I am confident that I am not the only one that has a private conversation with themselves - not the schizophrenic ones but a tamer version of the good versus lazy one. My chat with Rory Jones of WSJ on Thursday about diabetes and realised that as I get older, these private conversations dominate my time. But then I spend a lot of time on my own. Love it but not always the conversation.
The alarm goes off at 6am - though I have been awake but still in bed since 5.30. I peer at the phone, switch it off and think, "time to wake up".
Me: No a few more minutes then you have 2 mins to get ready and 20 mins to walk around the block and you should be okay for a cup of tea before getting ready.
Me: If I don't get up now, its not going to happen.
Me: Okay lets get a cup of tea and ponder this
Me: Oops - where did the time go? Its time to get ready and go to work
On a good morning
Alarm goes off, I switch off.
Me: Five more mins
Me: Nope not going to do that.
Get up, put sneakers on, sort a bottle of water, music and leave for a 20 min walk around the block.
Me: I'm imagining things. Nothing a few pills can't resolve.

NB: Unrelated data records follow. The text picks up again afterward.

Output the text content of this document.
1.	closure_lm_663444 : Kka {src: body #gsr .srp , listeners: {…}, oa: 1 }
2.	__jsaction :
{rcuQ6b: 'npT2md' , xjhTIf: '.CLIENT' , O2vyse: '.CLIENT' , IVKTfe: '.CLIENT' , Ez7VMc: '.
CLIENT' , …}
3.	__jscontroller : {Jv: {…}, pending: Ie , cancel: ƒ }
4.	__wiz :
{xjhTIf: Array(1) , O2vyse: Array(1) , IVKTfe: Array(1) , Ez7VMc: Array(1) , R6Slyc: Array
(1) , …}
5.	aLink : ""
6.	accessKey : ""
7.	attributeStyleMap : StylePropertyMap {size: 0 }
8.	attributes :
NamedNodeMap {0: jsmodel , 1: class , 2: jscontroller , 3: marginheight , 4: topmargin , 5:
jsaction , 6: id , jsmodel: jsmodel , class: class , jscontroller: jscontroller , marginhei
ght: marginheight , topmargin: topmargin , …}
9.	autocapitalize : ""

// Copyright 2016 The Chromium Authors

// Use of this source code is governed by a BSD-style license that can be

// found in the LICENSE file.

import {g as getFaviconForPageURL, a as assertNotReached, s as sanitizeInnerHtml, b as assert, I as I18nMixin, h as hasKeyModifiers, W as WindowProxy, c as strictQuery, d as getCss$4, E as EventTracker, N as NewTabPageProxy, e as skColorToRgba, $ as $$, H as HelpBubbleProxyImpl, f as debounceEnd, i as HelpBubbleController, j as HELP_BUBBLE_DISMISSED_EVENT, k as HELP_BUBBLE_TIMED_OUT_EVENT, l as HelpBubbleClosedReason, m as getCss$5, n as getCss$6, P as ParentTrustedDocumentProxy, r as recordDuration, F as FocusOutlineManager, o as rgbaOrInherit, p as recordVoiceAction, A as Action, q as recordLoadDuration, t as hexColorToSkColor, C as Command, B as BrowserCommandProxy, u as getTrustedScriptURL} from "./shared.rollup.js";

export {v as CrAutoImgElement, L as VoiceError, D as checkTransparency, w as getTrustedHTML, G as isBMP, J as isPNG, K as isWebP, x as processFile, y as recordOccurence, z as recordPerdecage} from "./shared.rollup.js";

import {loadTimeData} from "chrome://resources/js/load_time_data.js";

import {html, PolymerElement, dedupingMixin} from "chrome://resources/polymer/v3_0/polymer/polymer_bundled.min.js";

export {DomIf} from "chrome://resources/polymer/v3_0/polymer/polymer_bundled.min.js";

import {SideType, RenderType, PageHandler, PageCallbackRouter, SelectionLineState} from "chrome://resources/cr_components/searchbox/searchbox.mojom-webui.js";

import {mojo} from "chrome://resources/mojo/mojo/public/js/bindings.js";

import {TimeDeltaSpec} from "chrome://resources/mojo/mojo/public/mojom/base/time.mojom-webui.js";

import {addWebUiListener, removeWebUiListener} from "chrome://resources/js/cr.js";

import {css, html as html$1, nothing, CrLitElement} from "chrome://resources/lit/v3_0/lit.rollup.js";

Me: I want that chocolate. Now what did I eat today and can I indulge in that piece of chocolate?
Me: Was that a twinge?
Me: No I'm imagining it.
Me: You should go to the doc - its been a while
Me: Nah - it will become much to real and I'll end up with more pills to take daily. I'll just remember to get up tomorrow and exercise.
These are my private conversations. For the most part, the head is out of the sand but I do have my moments.